Latin America struggles with Transition to Renewable EnergyLatin American countries are facing a complex struggle for the energy needs of rapid growth and the need to fight, climate change, energy experts and the World Economic Forum on Latin America reconcile, said recently.

With many economies booming rapidly in the region and the consumption of fossil fuels, the government "courage" have to continue working on the introduction of alternative low-carbon energy sources such as wind or biofuels. "The task is to change the energy system is the foundation of modern civilization," says Thore E. Kristiansen, senior vice president of the Norwegian oil company Statoil.

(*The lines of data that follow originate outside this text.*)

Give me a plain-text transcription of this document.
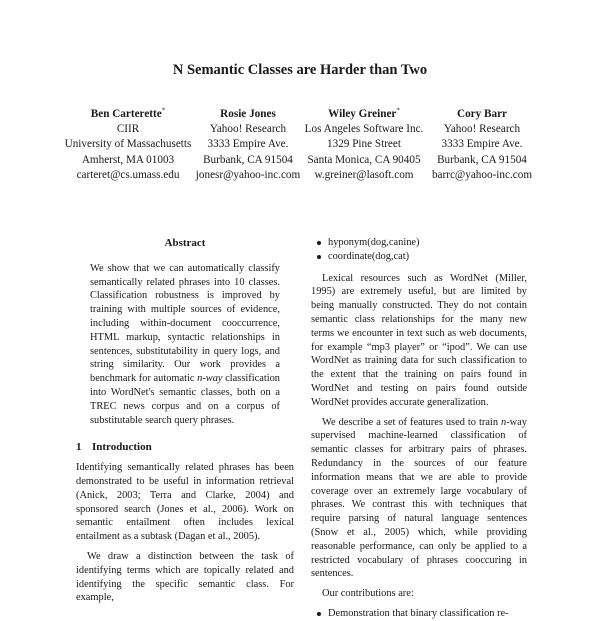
N Semantic Classes are Harder than Two
Ben Carterette*
CIIR
University of Massachusetts
Amherst, MA 01003
carteret@cs.umass.edu
Rosie Jones
Yahoo! Research
3333 Empire Ave.
Burbank, CA 91504
jonesr@yahoo-inc.com
Wiley Greiner*
Los Angeles Software Inc.
1329 Pine Street
Santa Monica, CA 90405
w.greiner@lasoft.com
Cory Barr
Yahoo! Research
3333 Empire Ave.
Burbank, CA 91504
barrc@yahoo-inc.com
Abstract

We show that we can automatically classify semantically related phrases into 10 classes. Classification robustness is improved by training with multiple sources of evidence, including within-document cooccurrence, HTML markup, syntactic relationships in sentences, substitutability in query logs, and string similarity. Our work provides a benchmark for automatic n-way classification into WordNet's semantic classes, both on a TREC news corpus and on a corpus of substitutable search query phrases.

1 Introduction

Identifying semantically related phrases has been demonstrated to be useful in information retrieval (Anick, 2003; Terra and Clarke, 2004) and sponsored search (Jones et al., 2006). Work on semantic entailment often includes lexical entailment as a subtask (Dagan et al., 2005).

We draw a distinction between the task of identifying terms which are topically related and identifying the specific semantic class. For example,

hyponym(dog,canine)
coordinate(dog,cat)

Lexical resources such as WordNet (Miller, 1995) are extremely useful, but are limited by being manually constructed. They do not contain semantic class relationships for the many new terms we encounter in text such as web documents, for example “mp3 player” or “ipod”. We can use WordNet as training data for such classification to the extent that the training on pairs found in WordNet and testing on pairs found outside WordNet provides accurate generalization.

We describe a set of features used to train n-way supervised machine-learned classification of semantic classes for arbitrary pairs of phrases. Redundancy in the sources of our feature information means that we are able to provide coverage over an extremely large vocabulary of phrases. We contrast this with techniques that require parsing of natural language sentences (Snow et al., 2005) which, while providing reasonable performance, can only be applied to a restricted vocabulary of phrases cooccuring in sentences.

Our contributions are:

Demonstration that binary classification re-
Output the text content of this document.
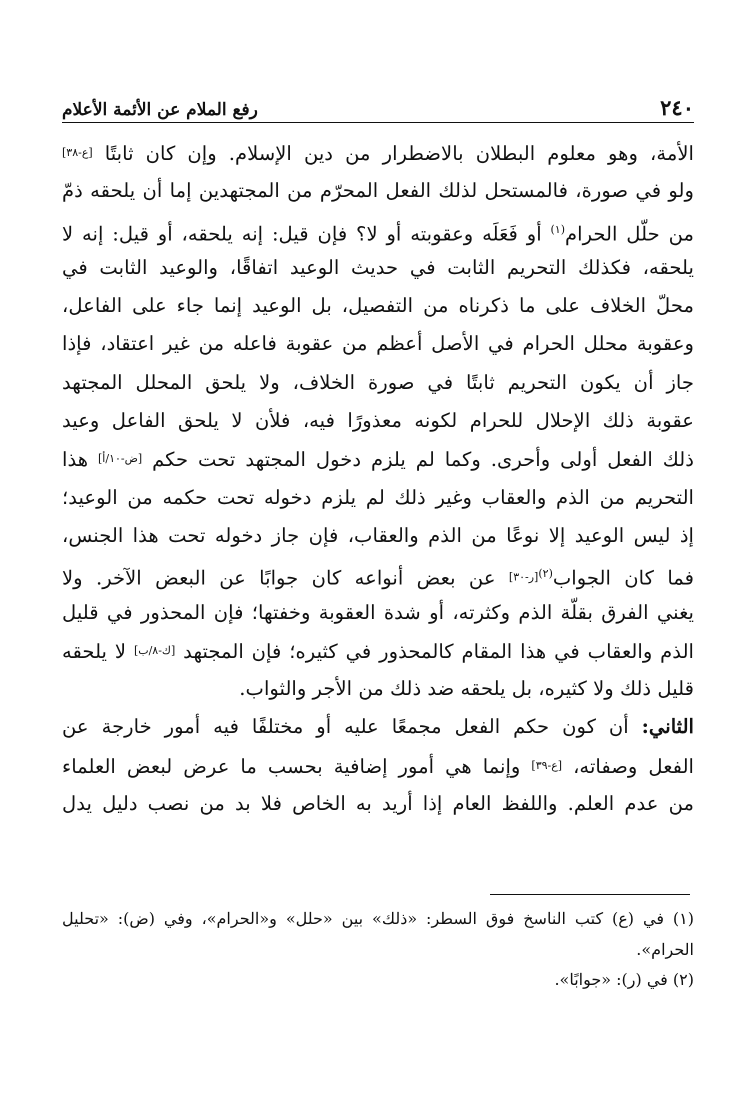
٢٤٠
رفع الملام عن الأئمة الأعلام
الأمة، وهو معلوم البطلان بالاضطرار من دين الإسلام. وإن كان ثابتًا [ع-٣٨]
ولو في صورة، فالمستحل لذلك الفعل المحرّم من المجتهدين إما أن يلحقه ذمّ
من حلّل الحرام$^{(١)}$ أو فَعَلَه وعقوبته أو لا؟ فإن قيل: إنه يلحقه، أو قيل: إنه لا
يلحقه، فكذلك التحريم الثابت في حديث الوعيد اتفاقًا، والوعيد الثابت في
محلّ الخلاف على ما ذكرناه من التفصيل، بل الوعيد إنما جاء على الفاعل،
وعقوبة محلل الحرام في الأصل أعظم من عقوبة فاعله من غير اعتقاد، فإذا
جاز أن يكون التحريم ثابتًا في صورة الخلاف، ولا يلحق المحلل المجتهد
عقوبة ذلك الإحلال للحرام لكونه معذورًا فيه، فلأن لا يلحق الفاعل وعيد
ذلك الفعل أولى وأحرى. وكما لم يلزم دخول المجتهد تحت حكم [ض-١٠/أ] هذا
التحريم من الذم والعقاب وغير ذلك لم يلزم دخوله تحت حكمه من الوعيد؛
إذ ليس الوعيد إلا نوعًا من الذم والعقاب، فإن جاز دخوله تحت هذا الجنس،
فما كان الجواب$^{(٢)[ر-٣٠]}$ عن بعض أنواعه كان جوابًا عن البعض الآخر. ولا
يغني الفرق بقلّة الذم وكثرته، أو شدة العقوبة وخفتها؛ فإن المحذور في قليل
الذم والعقاب في هذا المقام كالمحذور في كثيره؛ فإن المجتهد [ك-٨/ب] لا يلحقه
قليل ذلك ولا كثيره، بل يلحقه ضد ذلك من الأجر والثواب.
الثاني: أن كون حكم الفعل مجمعًا عليه أو مختلفًا فيه أمور خارجة عن
الفعل وصفاته، [ع-٣٩] وإنما هي أمور إضافية بحسب ما عرض لبعض العلماء
من عدم العلم. واللفظ العام إذا أريد به الخاص فلا بد من نصب دليل يدل
(١) في (ع) كتب الناسخ فوق السطر: «ذلك» بين «حلل» و«الحرام»، وفي (ض): «تحليل
الحرام».
(٢) في (ر): «جوابًا».
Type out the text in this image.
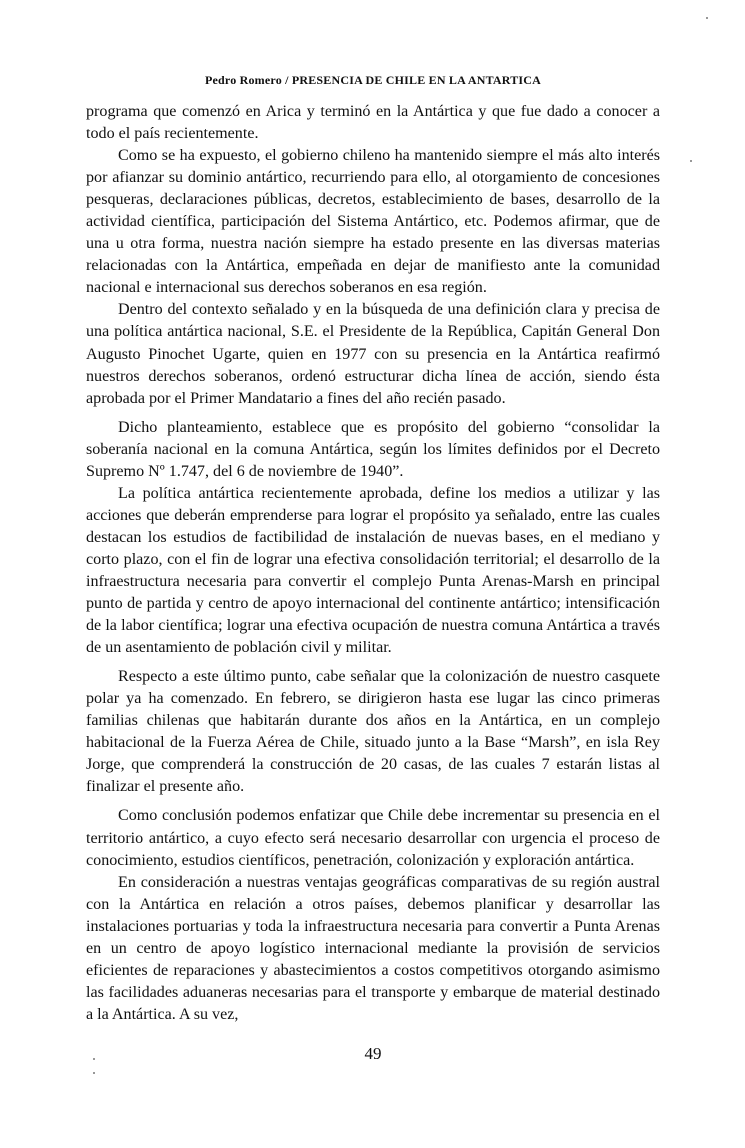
Pedro Romero / PRESENCIA DE CHILE EN LA ANTARTICA

programa que comenzó en Arica y terminó en la Antártica y que fue dado a conocer a todo el país recientemente.

Como se ha expuesto, el gobierno chileno ha mantenido siempre el más alto interés por afianzar su dominio antártico, recurriendo para ello, al otorgamiento de concesiones pesqueras, declaraciones públicas, decretos, establecimiento de bases, desarrollo de la actividad científica, participación del Sistema Antártico, etc. Podemos afirmar, que de una u otra forma, nuestra nación siempre ha estado presente en las diversas materias relacionadas con la Antártica, empeñada en dejar de manifiesto ante la comunidad nacional e internacional sus derechos soberanos en esa región.

Dentro del contexto señalado y en la búsqueda de una definición clara y precisa de una política antártica nacional, S.E. el Presidente de la República, Capitán General Don Augusto Pinochet Ugarte, quien en 1977 con su presencia en la Antártica reafirmó nuestros derechos soberanos, ordenó estructurar dicha línea de acción, siendo ésta aprobada por el Primer Mandatario a fines del año recién pasado.

Dicho planteamiento, establece que es propósito del gobierno “consolidar la soberanía nacional en la comuna Antártica, según los límites definidos por el Decreto Supremo Nº 1.747, del 6 de noviembre de 1940”.

La política antártica recientemente aprobada, define los medios a utilizar y las acciones que deberán emprenderse para lograr el propósito ya señalado, entre las cuales destacan los estudios de factibilidad de instalación de nuevas bases, en el mediano y corto plazo, con el fin de lograr una efectiva consolidación territorial; el desarrollo de la infraestructura necesaria para convertir el complejo Punta Arenas-Marsh en principal punto de partida y centro de apoyo internacional del continente antártico; intensificación de la labor científica; lograr una efectiva ocupación de nuestra comuna Antártica a través de un asentamiento de población civil y militar.

Respecto a este último punto, cabe señalar que la colonización de nuestro casquete polar ya ha comenzado. En febrero, se dirigieron hasta ese lugar las cinco primeras familias chilenas que habitarán durante dos años en la Antártica, en un complejo habitacional de la Fuerza Aérea de Chile, situado junto a la Base “Marsh”, en isla Rey Jorge, que comprenderá la construcción de 20 casas, de las cuales 7 estarán listas al finalizar el presente año.

Como conclusión podemos enfatizar que Chile debe incrementar su presencia en el territorio antártico, a cuyo efecto será necesario desarrollar con urgencia el proceso de conocimiento, estudios científicos, penetración, colonización y exploración antártica.

En consideración a nuestras ventajas geográficas comparativas de su región austral con la Antártica en relación a otros países, debemos planificar y desarrollar las instalaciones portuarias y toda la infraestructura necesaria para convertir a Punta Arenas en un centro de apoyo logístico internacional mediante la provisión de servicios eficientes de reparaciones y abastecimientos a costos competitivos otorgando asimismo las facilidades aduaneras necesarias para el transporte y embarque de material destinado a la Antártica. A su vez,

49
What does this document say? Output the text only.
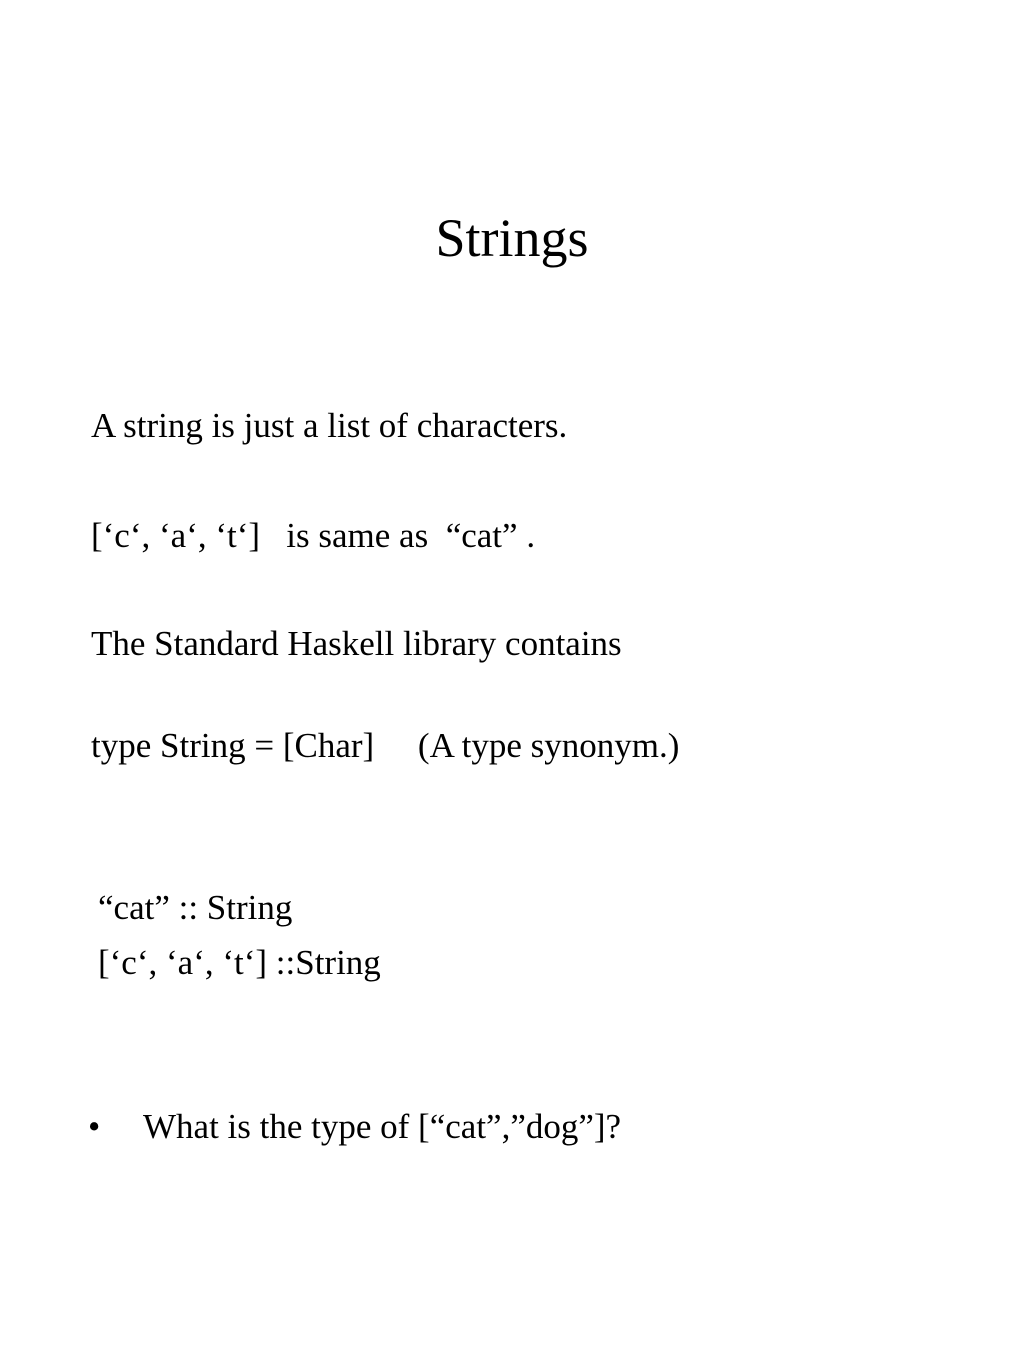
Strings
A string is just a list of characters.
[‘c‘, ‘a‘, ‘t‘]   is same as  “cat” .
The Standard Haskell library contains
type String = [Char]     (A type synonym.)
“cat” :: String
[‘c‘, ‘a‘, ‘t‘] ::String

•

What is the type of [“cat”,”dog”]?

Kristiansen stated that while oil play an important role in the global energy mix, companies and governments should cooperate in the search for renewable alternatives. "The task is too big for a company, country or an organization."

Eduardo Estrada, President of Latin America and the Vice-President, Human Nutrition and Health, DSM Produtos Nutricionais Brazil, said it was imperative that a balance between the use of conventional fossil fuels and pioneer new forms of alternative energy can be produced economically. "The trick is finding the balance. Are alternative resources," he said. But the recent discovery of large and profitable "pre-salt" oil reserves off the southeast coast of Brazil, the debate on the continuing role of fossil fuels made especially difficult, said Kellie Meiman, CEO of McLarty Associates, USA.

Mauricio Tolmasquim, the president of Brazil's Energy Research Company (EPE), the Ministry of Mines and Energy, said he believed that Brazil was able to strike a balance between investments in renewable energies and the recovery to reach the billions of barrels of oil from the land located southeastern coast.